Mar 31 '20 09:03 zhenghanyin

I created promgen.rule.yml as root and run Prometheus and Promgen as root too.I would like to ask you if Prometheus and Promgen must be run by non-root users？

Apr 01 '20 05:04 zhenghanyin

There is no requirement for either to run as root. Typically it is better to run them as a non-root user. So for example you might create a new prometheus user on your system, and have both Promgen and Prometheus running as the prometheus user

Apr 01 '20 05:04 kfdm

okay,but the question I raised at the beginning still exists.In addition,another problem I found was that when I registerd a new rule, I clicked the test button and reported an error. The error information is as follows.

2020-04-01 01:18:31,246 ERROR Internal Server Error: /rule/0/test
Traceback (most recent call last):
  File "/usr/local/lib/python3.6/site-packages/django/core/handlers/exception.py", line 34, in inner
    response = get_response(request)
  File "/usr/local/lib/python3.6/site-packages/django/core/handlers/base.py", line 115, in _get_response
    response = self.process_exception_by_middleware(e, request)
  File "/usr/local/lib/python3.6/site-packages/django/core/handlers/base.py", line 113, in _get_response
    response = wrapped_callback(request, *callback_args, **callback_kwargs)
  File "/usr/local/lib/python3.6/site-packages/django/views/decorators/csrf.py", line 54, in wrapped_view
    return view_func(*args, **kwargs)
  File "/usr/local/lib/python3.6/site-packages/django/views/generic/base.py", line 71, in view
    return self.dispatch(request, *args, **kwargs)
  File "/usr/local/lib/python3.6/site-packages/django/contrib/auth/mixins.py", line 52, in dispatch
    return super().dispatch(request, *args, **kwargs)
  File "/usr/local/lib/python3.6/site-packages/django/views/generic/base.py", line 97, in dispatch
    return handler(request, *args, **kwargs)
  File "/usr/src/app/promgen/views.py", line 1293, in post
    result = util.get(url, {'query': query}).json()
  File "/usr/local/lib/python3.6/site-packages/requests/models.py", line 897, in json
    return complexjson.loads(self.text, **kwargs)
  File "/usr/local/lib/python3.6/json/__init__.py", line 354, in loads
    return _default_decoder.decode(s)
  File "/usr/local/lib/python3.6/json/decoder.py", line 339, in decode
    obj, end = self.raw_decode(s, idx=_w(s, 0).end())
  File "/usr/local/lib/python3.6/json/decoder.py", line 357, in raw_decode
    raise JSONDecodeError("Expecting value", s, err.value) from None
json.decoder.JSONDecodeError: Expecting value: line 1 column 1 (char 0)

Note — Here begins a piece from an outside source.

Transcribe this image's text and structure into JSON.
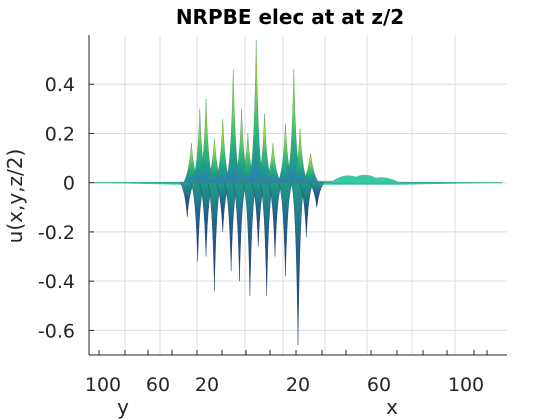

(edited to add formatting)

Apr 01 '20 06:04 zhenghanyin

Do you have a shard and prometheus servers registered via the /admin/ page ?

Apr 01 '20 06:04 kfdm

Apr 01 '20 06:04 zhenghanyin

The URL for your cluster needs to be a real URL that Promgen can query.

I think I also need to update the RuleTest to make the error more obvious

Apr 01 '20 06:04 kfdm

I changed the URL as shown in illustration，but the problem still hasn't been solved.

Apr 01 '20 08:04 zhenghanyin

Can you also check /admin/sites/site/ Ensure the promgen domain is the same as being served Going to work on two patches to help make this more obvious.

Apr 03 '20 03:04 kfdm

I changed the URL as shown in illustration，but the problem still hasn't been solved.

Hi, have you solved this problem? I encountered the same problem as you, how did you solve it?

Jan 15 '21 03:01 liuzh-sa